Dentro de um curto prazo de tempo, o jovem foi abandonando os postos que sua capacidade e que as oportunidades lhe haviam feito alcançar. O que ele queria e acreditava, não estava mais no mundo que ele havia ascendido numa certa fase da vida. É claro, não faltaram-lhe propostas de evoluir nesse círculo. Até mesmo ameaças lhe foram direcionadas, caso abandonasse o que lhe era confiado até então. Algumas coisas lhe rondava a mente. E se instigava: “Quem teria sido Cristo se tivesse se aliado aos poderosos, corrido acovardado das ameaças, cedido à uma vida de confortos? Sua doutrina, talvez, não teria avançado por algumas décadas, tampouco seria conhecida por bilhões de humanos pelo mundo ao largo de dois mil anos”.
O jovem tomou uma decisão radical. Com todo seu conhecimento, única arma que possuía, ele passou a dedicar-se aos povos e pessoas mais desvalidas, vítimas da desigualdade no país e que além de tudo, sofriam preconceitos e eram tarjadas de criminosos.
Por períodos, optou a viver e sentir o que era o risco de genocídio com o Guaranis Kaiowas no Mato Grosso do Sul e com os Guajajaras no Maranhão.
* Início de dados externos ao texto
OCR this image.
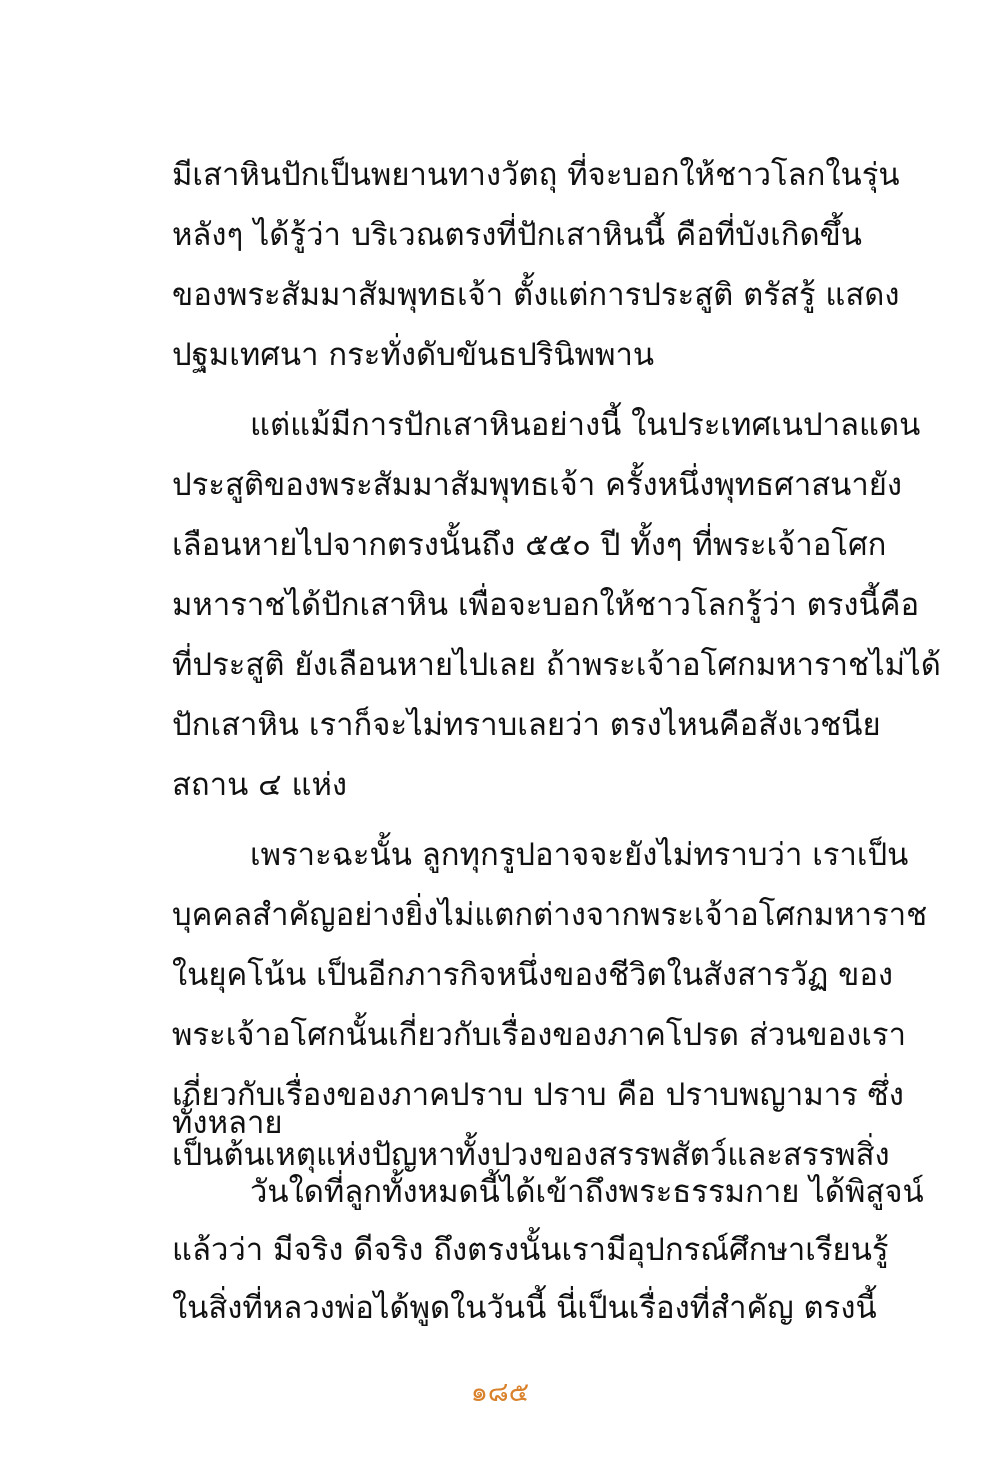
มีเสาหินปักเป็นพยานทางวัตถุ ที่จะบอกให้ชาวโลกในรุ่น
หลังๆ ได้รู้ว่า บริเวณตรงที่ปักเสาหินนี้ คือที่บังเกิดขึ้น
ของพระสัมมาสัมพุทธเจ้า ตั้งแต่การประสูติ ตรัสรู้ แสดง
ปฐมเทศนา กระทั่งดับขันธปรินิพพาน
แต่แม้มีการปักเสาหินอย่างนี้ ในประเทศเนปาลแดน
ประสูติของพระสัมมาสัมพุทธเจ้า ครั้งหนึ่งพุทธศาสนายัง
เลือนหายไปจากตรงนั้นถึง ๕๕๐ ปี ทั้งๆ ที่พระเจ้าอโศก
มหาราชได้ปักเสาหิน เพื่อจะบอกให้ชาวโลกรู้ว่า ตรงนี้คือ
ที่ประสูติ ยังเลือนหายไปเลย ถ้าพระเจ้าอโศกมหาราชไม่ได้
ปักเสาหิน เราก็จะไม่ทราบเลยว่า ตรงไหนคือสังเวชนีย
สถาน ๔ แห่ง
เพราะฉะนั้น ลูกทุกรูปอาจจะยังไม่ทราบว่า เราเป็น
บุคคลสำคัญอย่างยิ่งไม่แตกต่างจากพระเจ้าอโศกมหาราช
ในยุคโน้น เป็นอีกภารกิจหนึ่งของชีวิตในสังสารวัฏ ของ
พระเจ้าอโศกนั้นเกี่ยวกับเรื่องของภาคโปรด ส่วนของเรา
เกี่ยวกับเรื่องของภาคปราบ ปราบ คือ ปราบพญามาร ซึ่ง
เป็นต้นเหตุแห่งปัญหาทั้งปวงของสรรพสัตว์และสรรพสิ่ง
ทั้งหลาย
วันใดที่ลูกทั้งหมดนี้ได้เข้าถึงพระธรรมกาย ได้พิสูจน์
แล้วว่า มีจริง ดีจริง ถึงตรงนั้นเรามีอุปกรณ์ศึกษาเรียนรู้
ในสิ่งที่หลวงพ่อได้พูดในวันนี้ นี่เป็นเรื่องที่สำคัญ ตรงนี้
๑๘๕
Esteve com crianças sem terras assombradas pela violência de despejos no Paraná e na Bahia. Morou com populações quilombolas em corredores da fome pelo interior de São Paulo. Viveu também com populações sertanejas do semiárido de Minas Gerais e do Ceará. Também esteve presente nas periferias empobrecidas de São Paulo, de Brasília, do Recife e do Rio de Janeiro. Construiu relações e descobriu o quanto humano é o povo brasileiro.
Das muitas lições que o jovem pôde adquirir, ele percebeu de que a riqueza não está no que acumulamos. Está no que produzimos e reproduzimos para saciar nossas necessidades. Teve um exemplo elucidativo de uma senhorinha sertaneja no Vale do Jequitinhonha, que havia dito ao jovem, agora um homem já bastante amadurecido: “Nos períodos de seca, se você embrenhar-se na savana do cerrado, e ficar perdido, poderá sobreviver se tiveres um corote d'água, mas não sobreviveria se seu corote contivesse ouro”. A metáfora do sonho que tivera na juventude tinha sido decifrada.
Esse homem que no seu íntimo cultiva sua fé nunca a usa como moeda de troca. Constrói sua trajetória de vida numa relação de entrega naquilo que crê, ainda que aquilo que ele crê e deseja alcançar, talvez seja algo impossível ou que nem mesmo exista. Mas ele insiste.
Que o Natal seja um tempo transformador em todos. Aos que creem, que o Cristo renasça de forma chocante, inesperada, desapegada, que seja para todo tempo e que permaneça. Quem sabe assim um novo tempo realmente existirá.
Em tempo, essa história se inspira na vida, na realidade e na prática de pessoas incríveis que conheci e reconheci em 2019.